PSG and Spurs: Soulmates in failure, companions in incompetence, Europe’s greatest losers

PSG forward Kylian Mbappe Credit: Alamy
PSG forward Kylian Mbappe Credit: Alamy

The powerful history of the Tottenham and a losing culture carefully constructed at PSG came together in a beautiful evening of Champions League failure.

 

It is impossible to conceive two more heritage-fuelled, introspection-demanding, pathetic but ultimately inevitable simultaneous Champions League exits. Tottenham and Paris Saint-Germain, perennial pretenders in Europe’s VIP section, did not manage a single goal between them in being dumped out of the competition by continental royalty.

Both will part with their managers at the end of mutually miserable seasons. Both will continue the process of ultimate failure this summer. Neither will learn from the innumerable mistakes they have made to find themselves locked in that risible cycle.

Tottenham’s surrender to AC Milan was crushingly predictable. Harry Kane completed the first season of his Champions League career without a non-penalty goal. Cristian Romero fulfilled his manifest destiny. Supporters cursed the introduction of a centre-half for a forward as the hosts’ forlorn search for a decisive goal in the closing stages amounted to a quick check down the side of the sofa and a collective shrug of the shoulders. Antonio Conte returned to the touchline and was not alone in wondering why he bothered.

“My contract expires in June,” said the Italian after the game. “We will see – they might sack me even before the end of the season, who knows,” he added, struggling to mask his excitement at the mere prospect.

Conte likely shares the opinion from one of his own players that this season been “sh*t” on a more granular level. Tottenham are fourth in the Premier League but the games in hand possessed by the two teams directly below them muddy those waters somewhat. They have not managed three consecutive league wins all season. The serial winner has presided over a hat-trick of goalless tournament departures, the other two of which were against Nottingham Forest and Sheffield United. Their seven first-team signings this season have come at a cost of around £160m, not to mention the £60m worth of options on making Dejan Kulusevski and Arnaut Danjuma’s loans permanent and the £39.7m due to Sporting this summer for Pedro Porro.

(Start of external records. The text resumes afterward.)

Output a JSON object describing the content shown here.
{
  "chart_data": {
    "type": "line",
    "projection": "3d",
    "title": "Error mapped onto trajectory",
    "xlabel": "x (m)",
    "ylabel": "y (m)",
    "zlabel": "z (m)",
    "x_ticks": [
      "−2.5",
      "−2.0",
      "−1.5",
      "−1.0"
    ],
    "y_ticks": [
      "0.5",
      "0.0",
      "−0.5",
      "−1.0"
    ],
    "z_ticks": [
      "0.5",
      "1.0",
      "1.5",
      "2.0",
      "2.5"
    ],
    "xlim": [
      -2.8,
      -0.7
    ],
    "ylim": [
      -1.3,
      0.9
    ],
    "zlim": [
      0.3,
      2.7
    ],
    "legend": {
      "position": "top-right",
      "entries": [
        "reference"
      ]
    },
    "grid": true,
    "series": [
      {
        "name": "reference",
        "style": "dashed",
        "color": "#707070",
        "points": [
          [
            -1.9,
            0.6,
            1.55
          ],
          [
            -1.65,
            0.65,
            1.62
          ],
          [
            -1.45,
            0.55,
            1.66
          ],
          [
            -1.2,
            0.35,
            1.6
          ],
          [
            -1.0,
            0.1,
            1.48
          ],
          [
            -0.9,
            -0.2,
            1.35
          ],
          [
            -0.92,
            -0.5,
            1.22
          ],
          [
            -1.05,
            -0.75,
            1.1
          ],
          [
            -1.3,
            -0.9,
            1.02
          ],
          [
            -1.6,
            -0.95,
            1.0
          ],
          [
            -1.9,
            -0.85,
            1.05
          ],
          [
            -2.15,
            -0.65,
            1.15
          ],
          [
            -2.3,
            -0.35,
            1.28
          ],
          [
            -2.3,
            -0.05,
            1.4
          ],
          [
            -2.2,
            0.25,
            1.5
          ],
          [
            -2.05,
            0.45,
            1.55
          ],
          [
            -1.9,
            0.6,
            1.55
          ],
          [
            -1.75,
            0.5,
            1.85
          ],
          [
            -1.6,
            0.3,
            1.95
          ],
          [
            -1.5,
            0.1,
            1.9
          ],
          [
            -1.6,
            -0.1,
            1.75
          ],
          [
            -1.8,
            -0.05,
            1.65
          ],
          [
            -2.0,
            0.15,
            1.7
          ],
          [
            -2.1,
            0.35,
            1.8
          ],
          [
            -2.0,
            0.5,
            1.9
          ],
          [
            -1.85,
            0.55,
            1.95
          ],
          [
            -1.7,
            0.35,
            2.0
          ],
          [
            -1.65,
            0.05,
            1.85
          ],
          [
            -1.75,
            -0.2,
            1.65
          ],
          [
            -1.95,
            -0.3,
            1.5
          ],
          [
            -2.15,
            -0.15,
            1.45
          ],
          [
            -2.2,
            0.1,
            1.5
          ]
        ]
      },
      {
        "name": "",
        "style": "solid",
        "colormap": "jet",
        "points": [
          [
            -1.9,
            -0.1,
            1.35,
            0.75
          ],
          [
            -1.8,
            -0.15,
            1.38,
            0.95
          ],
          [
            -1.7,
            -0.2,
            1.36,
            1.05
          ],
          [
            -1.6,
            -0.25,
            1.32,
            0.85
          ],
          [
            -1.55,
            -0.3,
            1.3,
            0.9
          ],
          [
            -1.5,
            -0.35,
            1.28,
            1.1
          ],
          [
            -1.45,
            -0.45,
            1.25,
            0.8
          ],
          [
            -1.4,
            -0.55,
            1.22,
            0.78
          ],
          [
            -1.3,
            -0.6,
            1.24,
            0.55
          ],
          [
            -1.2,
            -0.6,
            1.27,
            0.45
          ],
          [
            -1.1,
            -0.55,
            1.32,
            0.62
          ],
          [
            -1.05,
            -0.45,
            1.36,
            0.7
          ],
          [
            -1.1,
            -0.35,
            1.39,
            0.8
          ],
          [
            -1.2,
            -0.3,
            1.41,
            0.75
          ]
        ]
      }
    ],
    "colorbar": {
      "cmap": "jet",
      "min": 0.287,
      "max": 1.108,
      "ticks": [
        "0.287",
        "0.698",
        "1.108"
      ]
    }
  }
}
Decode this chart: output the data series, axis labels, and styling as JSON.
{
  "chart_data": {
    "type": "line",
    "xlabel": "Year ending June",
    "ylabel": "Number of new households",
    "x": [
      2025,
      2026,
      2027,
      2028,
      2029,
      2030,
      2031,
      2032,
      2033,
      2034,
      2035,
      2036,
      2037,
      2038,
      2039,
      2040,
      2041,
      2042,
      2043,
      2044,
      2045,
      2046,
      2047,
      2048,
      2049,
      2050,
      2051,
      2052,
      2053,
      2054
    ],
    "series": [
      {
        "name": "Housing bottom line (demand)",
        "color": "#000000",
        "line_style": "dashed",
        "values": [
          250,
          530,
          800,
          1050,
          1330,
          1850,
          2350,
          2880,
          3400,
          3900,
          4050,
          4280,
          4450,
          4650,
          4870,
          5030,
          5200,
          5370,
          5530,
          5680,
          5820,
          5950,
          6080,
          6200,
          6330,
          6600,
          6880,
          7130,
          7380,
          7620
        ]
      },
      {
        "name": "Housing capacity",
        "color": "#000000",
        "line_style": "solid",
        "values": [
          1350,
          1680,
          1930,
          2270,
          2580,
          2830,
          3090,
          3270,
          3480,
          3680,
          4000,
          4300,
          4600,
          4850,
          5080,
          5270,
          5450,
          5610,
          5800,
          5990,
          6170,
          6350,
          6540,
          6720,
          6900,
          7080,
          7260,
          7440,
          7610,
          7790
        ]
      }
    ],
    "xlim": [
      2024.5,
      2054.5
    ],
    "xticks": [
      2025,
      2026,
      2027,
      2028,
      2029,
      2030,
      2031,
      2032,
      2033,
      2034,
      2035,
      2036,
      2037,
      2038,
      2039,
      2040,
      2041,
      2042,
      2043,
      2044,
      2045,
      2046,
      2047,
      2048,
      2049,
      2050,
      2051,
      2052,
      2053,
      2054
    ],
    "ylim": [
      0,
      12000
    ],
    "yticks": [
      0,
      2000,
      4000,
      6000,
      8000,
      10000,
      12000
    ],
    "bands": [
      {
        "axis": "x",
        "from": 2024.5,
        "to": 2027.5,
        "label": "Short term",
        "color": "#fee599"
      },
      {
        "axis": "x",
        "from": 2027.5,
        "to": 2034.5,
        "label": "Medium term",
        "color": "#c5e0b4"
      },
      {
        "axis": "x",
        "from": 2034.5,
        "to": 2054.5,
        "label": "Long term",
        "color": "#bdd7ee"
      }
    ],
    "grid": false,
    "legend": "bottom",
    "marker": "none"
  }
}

Another manager will inherit another mess of a squad soon.

Apropos of everything, Paris Saint-Germain’s submission to Bayern Munich was reassuringly routine. Kylian Mbappe and Lionel Messi scored five goals between them in a preposterous World Cup final 80 days prior, but were powerless as Eric-Maxim Choupo-Moting – signed by the German champions for free from the French giants in 2020 – and PSG academy reject Kingsley Coman put them out at the last-16 stage for the fifth time in seven seasons.

“It’s really too early to talk about it,” claimed Christophe Galtier, fooling no-one into believing his superiors won’t already have had those annual discussions and made up their minds. “It obviously depends on the management and my president. There’s a disappointment. The club had a lot of hopes for this competition,” he continued, rather downplaying the unfiltered obsession QSI has had over the Champions League since purchasing PSG in 2011.

Galtier surely agrees with Mbappe‘s assessment that “this is the maximum we can do” – a damning indictment from Europe’s highest-paid footballer and the second-most expensive player in history. For all the money thrown at this squad, their attacking strategy was reduced to lumping it long for Sergio Ramos, the 36-year-old centre-half they signed as a free agent.

Not even he, the 180-cap Spain international, five-time world and six-time European champion for club and country, and winner of 27 trophies in an illustrious career, could override the losing culture at PSG, much like no-one has proven capable of rewriting the history of the Tottenham. They are brothers in flailing arms, fated to forever stamp on and stumble over each other’s feet in the dance of incompetence. And Wednesday evening was a dual achievement in awfulness.